March 2016 chronology
March means town meeting, the day on which communities make a lot of headlines. And there were more of those than usual in March of 2016.
Addison Central and Addison Northwest voters comfortably approved school governance consolidation mergers under Vermont’s Act 46. Both supervisory unions thus became consolidated school districts, each governed by a single board presiding over a single K-12 budget. Residents in the ACSU-member towns of Bridport, Cornwall, Middlebury, Ripton, Salisbury, Shoreham and Weybridge agreed to create an Addison Central School District. They also elected a 13-member ACSD board. Residents in Addison, Ferrisburgh, Panton, Vergennes and Waltham endorsed a new Addison Northwest School district, and picked a 12-person board to lead it.
Addison Northwest voters also OK’d a 2016-2017 Vergennes Union High School spending plan by a fairly close 1,495 to 1,370 margin. The budget called for a 2.23-percent decrease in spending. In a separate action, Addison Northwest residents voted 1,781-1,031 to place $100,000 in a capital fund for future VUHS improvements.
Meanwhile, both the Mount Abraham Union High School and UD-3 school budget proposals for 2016-2017 passed by comfortable margins. Brandon-area voters approved their school budgets as part of the newly consolidated Otter Valley Unified Union School District.
In Town Meeting Day elections, Heather Seeley, Nick Artim and Victor Nuovo prevailed in a five-person race for three seats on the Middlebury selectboard. Incumbent Selectman Gary Baker and resident Richard Terk finished out of the running.
In Bristol, challenger Ted Lylis beat incumbent Selectman Brian Fox and resident Joshua Clark for a three-year term on the selectboard.
In Vergennes, Renny Perry, Lynn Donnelly, Mark Koenig and Matt Chabot all ran unopposed for four available seats on the city council.
Addison Selectman Peter Briggs announced in March he would seek one of the two state Senate seats representing Addison County, Huntington and Buel’s Gore. Briggs, a Republican and farmer, had previously been a candidate for an Addison-3 House seat.
Longtime Addison County Economic Development Corp. Director Robin Scheu confirmed she would run for one of the two Vermont House seats representing Middlebury.
The Addison-4 House district welcomed a new candidate, as Democrat Stephen Pilcher, a Monkton selectman, threw his hat into the ring.
The Porter Medical Center nurses’ union in March circulated a letter alleging the recent spate of cuts and layoffs at the local hospital were jeopardizing patient care. “The CEO of Porter Medical Center (Lynn Boggs) has turned a less than ideal situation into a disaster,” read a flyer distributed to local residents prior to the Middlebury town meeting. Porter administrators took issue with the charges in the flyer, and reiterated their financial reasons for the recent cuts and layoffs of 17.5 positions.
Meanwhile, Porter Medical Center trustees acknowledged they had too quickly rolled out new contract terms for the organization’s 33 physicians. They vowed to “re-boot” the contract roll-out and become more “inclusive and transparent” in communicating about major changes going on within Porter. The trustees’ announcement came in the wake of the recent departure of eight Porter health care providers.
Middlebury Union Middle School Principal Patrick Reen earned the nod as new superintendent for the Addison Northeast Supervisory Union, replacing David Adams. The ANeSU also attracted three finalist candidates to become the next principal of Mount Abraham Union High School. They included Jessica Barewicz, Dorinne Dorfman and Chris Smith. The board ultimately picked Barewicz, formerly an assistant principal at U-32 Middle and High School in East Montpelier.
The Ferrisburgh Central School board in March named Beth Brodie as the new principal. Brodie was at the time serving as a French and Spanish teacher at Edmunds Middle School in Burlington.

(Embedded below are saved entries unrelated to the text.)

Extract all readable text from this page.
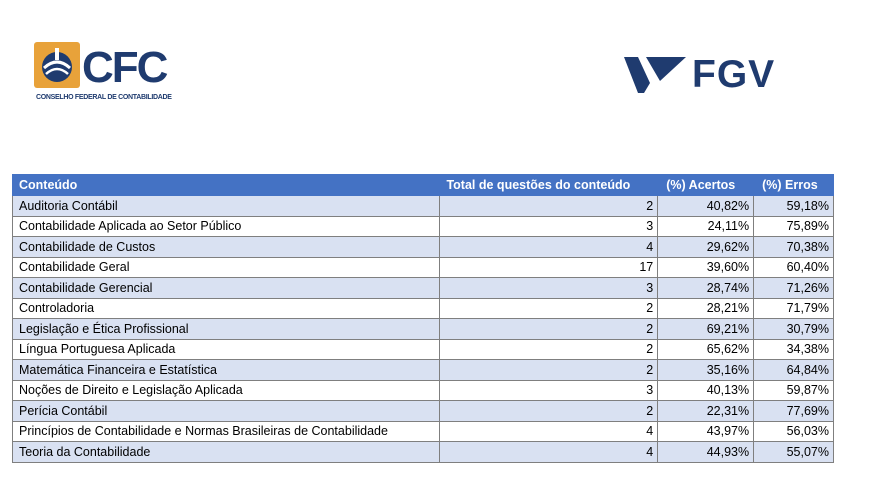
CFC
CONSELHO FEDERAL DE CONTABILIDADE
FGV
Conteúdo	Total de questões do conteúdo	(%) Acertos	(%) Erros
Auditoria Contábil	2	40,82%	59,18%
Contabilidade Aplicada ao Setor Público	3	24,11%	75,89%
Contabilidade de Custos	4	29,62%	70,38%
Contabilidade Geral	17	39,60%	60,40%
Contabilidade Gerencial	3	28,74%	71,26%
Controladoria	2	28,21%	71,79%
Legislação e Ética Profissional	2	69,21%	30,79%
Língua Portuguesa Aplicada	2	65,62%	34,38%
Matemática Financeira e Estatística	2	35,16%	64,84%
Noções de Direito e Legislação Aplicada	3	40,13%	59,87%
Perícia Contábil	2	22,31%	77,69%
Princípios de Contabilidade e Normas Brasileiras de Contabilidade	4	43,97%	56,03%
Teoria da Contabilidade	4	44,93%	55,07%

Vergennes Union Elementary also picked a new top administrator: Matthew DeBlois, who had been the principal of Addison Central School.
Greg’s Meat Market failed to find a new owner during a public auction in March that drew a handful of bidders to the much beloved grocery store off Elm Street in Middlebury. But the bids were not deemed to be high enough and TD Bank consolidated its ownership of the Greg’s and adjacent Pool World properties, with an offer of $497,000. The grocery store has been vacant since May 2015, when its most recent owner, Bart Litvin, filed for bankruptcy protection.
Green Mountain Power and the town of Panton signed a memorandum of understanding governing the utility’s plan to site a 4.99-megawatt solar array in the northern part of the community. The solar farm would consist of around 21,000 solar trackers arranged in 280 rows that would cover almost 40 acres on a parcel owned by the Vorsteveld Farm, north of Panton Road.
Middlebury expressed an interest in competing against New Haven for the right to host a massive, high-voltage converter station that would facilitate the flow of renewable energy from upstate New York into the New England power grid. Developers of the so-called “Vermont Green Line” were offering a lot of incentives to potential host communities.